There is an old saying that tells us to mind our own business, stay out of other people’s problems, and look the other way whenever we witness injustice. For many years, this was considered the safest way to survive in the workplace. Keep your head down, do your job, collect your salary, and do not get involved. Unfortunately, that mindset has allowed toxic workplace cultures to flourish.
The truth is that silence is compliance.
When we witness someone being bullied, humiliated, undermined, or deliberately isolated and choose to remain silent, we may not be participating in the bullying ourselves, but we are allowing it to continue. Every time a bully publicly embarrasses a colleague and nobody challenges the behaviour, they become a little bolder. Every time someone is unfairly criticised while everyone else pretends not to notice, the message is clear: “This behaviour is acceptable here.”
That is how toxic workplace cultures are built.
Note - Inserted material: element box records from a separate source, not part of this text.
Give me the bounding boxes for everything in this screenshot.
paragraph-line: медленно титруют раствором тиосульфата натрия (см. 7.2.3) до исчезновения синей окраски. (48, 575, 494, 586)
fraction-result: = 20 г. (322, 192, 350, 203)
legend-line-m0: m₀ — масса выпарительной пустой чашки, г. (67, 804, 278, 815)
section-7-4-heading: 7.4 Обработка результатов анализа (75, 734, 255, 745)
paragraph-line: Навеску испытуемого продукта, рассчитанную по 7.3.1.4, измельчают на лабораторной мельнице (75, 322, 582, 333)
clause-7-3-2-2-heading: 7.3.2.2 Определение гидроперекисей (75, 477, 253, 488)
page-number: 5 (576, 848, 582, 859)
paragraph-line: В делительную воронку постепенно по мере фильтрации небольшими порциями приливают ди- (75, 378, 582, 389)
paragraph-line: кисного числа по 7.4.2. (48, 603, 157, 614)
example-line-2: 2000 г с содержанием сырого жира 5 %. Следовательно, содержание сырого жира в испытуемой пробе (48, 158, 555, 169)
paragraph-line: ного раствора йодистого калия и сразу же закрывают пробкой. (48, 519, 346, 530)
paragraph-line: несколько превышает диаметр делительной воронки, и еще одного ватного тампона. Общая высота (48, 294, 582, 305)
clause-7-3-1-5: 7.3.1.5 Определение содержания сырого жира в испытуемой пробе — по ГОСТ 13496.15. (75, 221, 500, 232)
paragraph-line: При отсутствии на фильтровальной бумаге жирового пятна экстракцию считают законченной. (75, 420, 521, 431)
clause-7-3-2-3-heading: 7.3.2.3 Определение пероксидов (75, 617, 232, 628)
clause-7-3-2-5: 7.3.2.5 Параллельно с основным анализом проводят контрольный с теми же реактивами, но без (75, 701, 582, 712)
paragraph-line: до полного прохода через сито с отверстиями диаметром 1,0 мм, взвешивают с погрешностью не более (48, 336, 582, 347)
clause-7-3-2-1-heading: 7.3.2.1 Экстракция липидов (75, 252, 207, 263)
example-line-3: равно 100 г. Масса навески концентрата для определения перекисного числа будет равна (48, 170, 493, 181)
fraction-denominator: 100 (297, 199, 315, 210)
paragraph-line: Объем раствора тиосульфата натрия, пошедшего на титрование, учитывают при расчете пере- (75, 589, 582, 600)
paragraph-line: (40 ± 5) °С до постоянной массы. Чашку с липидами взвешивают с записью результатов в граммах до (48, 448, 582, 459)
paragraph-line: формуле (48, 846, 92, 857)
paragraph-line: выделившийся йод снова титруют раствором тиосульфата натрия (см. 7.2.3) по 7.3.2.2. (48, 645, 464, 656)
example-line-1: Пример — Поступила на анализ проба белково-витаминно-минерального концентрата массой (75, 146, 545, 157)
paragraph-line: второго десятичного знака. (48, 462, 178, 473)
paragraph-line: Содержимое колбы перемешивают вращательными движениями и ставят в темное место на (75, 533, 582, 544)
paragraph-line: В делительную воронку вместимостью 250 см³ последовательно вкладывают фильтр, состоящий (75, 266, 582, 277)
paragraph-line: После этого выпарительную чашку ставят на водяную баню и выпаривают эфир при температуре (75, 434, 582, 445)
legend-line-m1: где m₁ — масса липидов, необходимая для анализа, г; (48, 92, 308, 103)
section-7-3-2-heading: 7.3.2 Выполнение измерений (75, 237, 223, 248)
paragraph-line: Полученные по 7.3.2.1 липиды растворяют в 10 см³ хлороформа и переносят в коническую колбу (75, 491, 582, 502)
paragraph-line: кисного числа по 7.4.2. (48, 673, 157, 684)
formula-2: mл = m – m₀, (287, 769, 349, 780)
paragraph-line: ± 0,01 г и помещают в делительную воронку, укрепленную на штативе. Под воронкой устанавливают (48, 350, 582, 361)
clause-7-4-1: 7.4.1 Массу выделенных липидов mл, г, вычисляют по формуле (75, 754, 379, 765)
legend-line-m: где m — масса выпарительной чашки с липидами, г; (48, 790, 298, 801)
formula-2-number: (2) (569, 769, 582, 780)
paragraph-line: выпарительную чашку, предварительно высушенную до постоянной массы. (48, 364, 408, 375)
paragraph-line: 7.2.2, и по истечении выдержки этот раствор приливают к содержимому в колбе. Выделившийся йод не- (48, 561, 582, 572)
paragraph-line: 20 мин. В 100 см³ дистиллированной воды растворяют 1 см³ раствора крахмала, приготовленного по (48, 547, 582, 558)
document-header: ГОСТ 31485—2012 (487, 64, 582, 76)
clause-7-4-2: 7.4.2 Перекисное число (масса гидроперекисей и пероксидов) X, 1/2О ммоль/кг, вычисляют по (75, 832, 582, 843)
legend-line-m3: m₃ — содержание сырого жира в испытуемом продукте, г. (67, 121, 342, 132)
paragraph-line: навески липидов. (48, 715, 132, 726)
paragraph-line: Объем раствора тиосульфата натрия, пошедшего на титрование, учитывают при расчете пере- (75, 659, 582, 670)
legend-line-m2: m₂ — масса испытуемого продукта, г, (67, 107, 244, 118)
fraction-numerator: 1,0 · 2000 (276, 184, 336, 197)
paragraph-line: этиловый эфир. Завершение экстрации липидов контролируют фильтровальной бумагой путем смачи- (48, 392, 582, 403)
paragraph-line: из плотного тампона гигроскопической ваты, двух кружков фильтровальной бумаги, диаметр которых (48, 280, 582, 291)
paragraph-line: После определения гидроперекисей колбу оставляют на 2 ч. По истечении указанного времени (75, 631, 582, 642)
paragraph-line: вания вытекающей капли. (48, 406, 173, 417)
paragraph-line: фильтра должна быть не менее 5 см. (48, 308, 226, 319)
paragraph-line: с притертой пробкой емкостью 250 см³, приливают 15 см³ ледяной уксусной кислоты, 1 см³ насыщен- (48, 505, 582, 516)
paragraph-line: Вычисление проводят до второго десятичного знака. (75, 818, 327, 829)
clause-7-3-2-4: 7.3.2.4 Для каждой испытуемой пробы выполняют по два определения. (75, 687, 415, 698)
One of the biggest misconceptions about workplace bullying is that it only involves shouting or aggressive behaviour. In reality, bullying often appears in subtle ways. It is the colleague who is constantly interrupted during meetings while everyone else is allowed to finish speaking. It is the employee whose ideas are ignored until someone else repeats them. It is the person who is deliberately excluded from important conversations, denied opportunities, publicly criticised over small mistakes, or spoken to in a way that no one else would tolerate. These behaviours may seem insignificant when viewed individually, but over time they slowly destroy a person’s confidence, motivation, mental wellbeing, and sense of belonging.
Perhaps the most painful part is that these incidents rarely happen in private. There are usually witnesses. There are people sitting in the same meeting, standing in the same office, or reading the same email chain. They see exactly what is happening, yet they convince themselves that speaking up will only make things worse. Some fear losing favour with management. Others worry that they will become the next target. While those fears are understandable, they do not change the outcome for the person being bullied. That individual is left feeling abandoned, wondering whether anyone noticed or cared.
Gone are the days when we should believe that seeing injustice means we must simply look the other direction. We have evolved beyond that way of thinking. Healthy workplaces are built by people who understand that respect is everyone’s responsibility, not just management’s. Standing up for someone does not always require a dramatic confrontation or a heated argument. Sometimes it is as simple as checking in with the person afterwards and asking if they are okay. Sometimes it means refusing to laugh when someone is publicly humiliated. Sometimes it means telling the truth during an investigation instead of protecting someone simply because they hold a senior position.
Most importantly, it means reminding people that they are not alone.
One of the greatest mistakes we make is believing that workplace bullying will never happen to us. Today you may be watching someone else go through it. Tomorrow the organisation may restructure, a new manager may arrive, or office politics may shift. Suddenly, you become the easiest person to target. The colleagues who remained silent yesterday may remain silent for you tomorrow. That is why we should never build workplaces where people survive by looking away. We should build workplaces where people know someone will have their back when things go wrong.
There is a saying that character is revealed not by how we treat those above us, but by how we treat those who have less power than we do. The same principle applies to the people who witness bullying. Integrity is not only demonstrated by refusing to bully others. It is also demonstrated by refusing to normalise behaviour that we know is wrong.
Every organisation proudly displays values such as respect, inclusion, teamwork, and integrity. Those words mean very little if employees only live by them when it is convenient. Real integrity is choosing to stand beside someone when doing so carries a risk. It is choosing fairness over popularity and principle over office politics.
None of us can control every toxic person we encounter during our careers. However, we can control the type of colleague we choose to be. We can choose to encourage instead of isolate. We can choose to support instead of ignore. We can choose to speak up instead of pretending we saw nothing.
Because one day, the person who needs someone to stand beside them may be you.
When that day comes, you will not remember the people who stayed quiet. You will remember the one person who had the courage to say, “This is not right.”
That is the kind of workplace we should all be helping to create. A workplace where people protect one another, where dignity matters more than hierarchy, and where silence is no longer mistaken for professionalism. Because when good people remain silent in the face of bullying, everybody loses. But when good people choose to stand together, toxic workplaces begin to lose their power.